Yes, that's a fair call. But I have another motive.... I want to learn this specific modeling program so i can further my career and what better to test it on than designing something I could use. So if nothing comes of it then at least I have gained more skill which could make me more employable. Plus there is more than one kayak manurfacturer who I could approach.



Davey G said:


> With the cost of developing a new mould and associated fittings etc they'd be hoping/needing to sell several hundred to make the exercise worthwhile. I do believe however that this style of yak would be greatly supported by the yak fishing crowd, and would also be attractive to surf clubs and paddle clubs etc.

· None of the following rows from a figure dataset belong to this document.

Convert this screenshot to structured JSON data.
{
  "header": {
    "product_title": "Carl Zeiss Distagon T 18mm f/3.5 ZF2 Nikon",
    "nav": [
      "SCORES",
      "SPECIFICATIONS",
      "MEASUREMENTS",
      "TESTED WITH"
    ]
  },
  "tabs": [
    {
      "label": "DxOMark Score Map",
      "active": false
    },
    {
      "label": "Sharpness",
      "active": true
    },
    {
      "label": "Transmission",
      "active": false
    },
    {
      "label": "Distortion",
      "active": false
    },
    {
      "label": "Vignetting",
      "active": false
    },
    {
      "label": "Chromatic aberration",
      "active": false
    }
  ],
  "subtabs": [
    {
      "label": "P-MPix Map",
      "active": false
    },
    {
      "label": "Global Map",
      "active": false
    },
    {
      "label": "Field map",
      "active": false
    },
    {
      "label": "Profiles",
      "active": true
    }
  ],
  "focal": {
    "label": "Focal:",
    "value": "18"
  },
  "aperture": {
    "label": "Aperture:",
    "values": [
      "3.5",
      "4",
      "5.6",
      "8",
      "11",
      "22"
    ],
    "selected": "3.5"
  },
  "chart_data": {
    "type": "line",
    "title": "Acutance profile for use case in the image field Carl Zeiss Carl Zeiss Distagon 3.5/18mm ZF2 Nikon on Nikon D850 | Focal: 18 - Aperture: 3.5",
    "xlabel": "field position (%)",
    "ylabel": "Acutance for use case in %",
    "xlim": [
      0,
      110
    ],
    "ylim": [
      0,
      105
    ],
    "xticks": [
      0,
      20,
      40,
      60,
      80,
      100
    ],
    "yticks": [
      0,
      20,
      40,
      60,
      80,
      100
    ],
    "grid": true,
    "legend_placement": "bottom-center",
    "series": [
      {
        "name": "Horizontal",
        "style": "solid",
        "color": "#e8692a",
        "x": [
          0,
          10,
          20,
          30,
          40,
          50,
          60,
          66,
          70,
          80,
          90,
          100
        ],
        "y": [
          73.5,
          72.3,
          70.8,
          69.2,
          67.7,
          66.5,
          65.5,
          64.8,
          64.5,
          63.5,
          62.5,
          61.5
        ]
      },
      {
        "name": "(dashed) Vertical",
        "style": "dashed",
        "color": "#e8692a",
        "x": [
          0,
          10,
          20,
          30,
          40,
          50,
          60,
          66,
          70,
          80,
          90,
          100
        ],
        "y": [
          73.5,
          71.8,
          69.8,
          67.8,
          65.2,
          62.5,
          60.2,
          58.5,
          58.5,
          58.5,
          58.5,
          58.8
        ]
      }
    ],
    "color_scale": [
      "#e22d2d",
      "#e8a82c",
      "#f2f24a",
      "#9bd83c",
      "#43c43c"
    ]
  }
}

Half the development costs are in the design... I could do that for them. Moulds aren't that expensive...10K-25K.... so i could be potentially only need to sell as little as 20 to break even


----------



## reefcheck (Jul 20, 2006)

Fantastic looking ski Duran. I'm very interested in how you may fit her out.

I have a macski kinfisher from South Africa that looks almost identical. Central large hatch, built in holders, rear tank/storage etc,It's been great in both surf launches and estuary fishing, but is 4.35m long and weighs around 29kg. Getting the weight down via the vacuum bagging tech of whatever is fantastic and is about the only major thing I would change on mine. I'd kill for 21kg when putting it on top of my 4WD!


----------



## Ash (Jun 13, 2007)

Guys you can get new Stealths (All 3 models BFS, Supalite and Supalite X) from Ranger Outdoors Osbourne Park (Perth) the guy is regular on the fishing skis and owns a Stealth BFS himself - you can get delivery to major capital citys for around $100.00.

:lol: Ash


----------



## garrick (Sep 2, 2006)

Hay Ash while you are in Perth, what are the chances of getting some specs on the forum of all 3 stealth models. At least that would give all interested parties a better idea of what we are talking about.


----------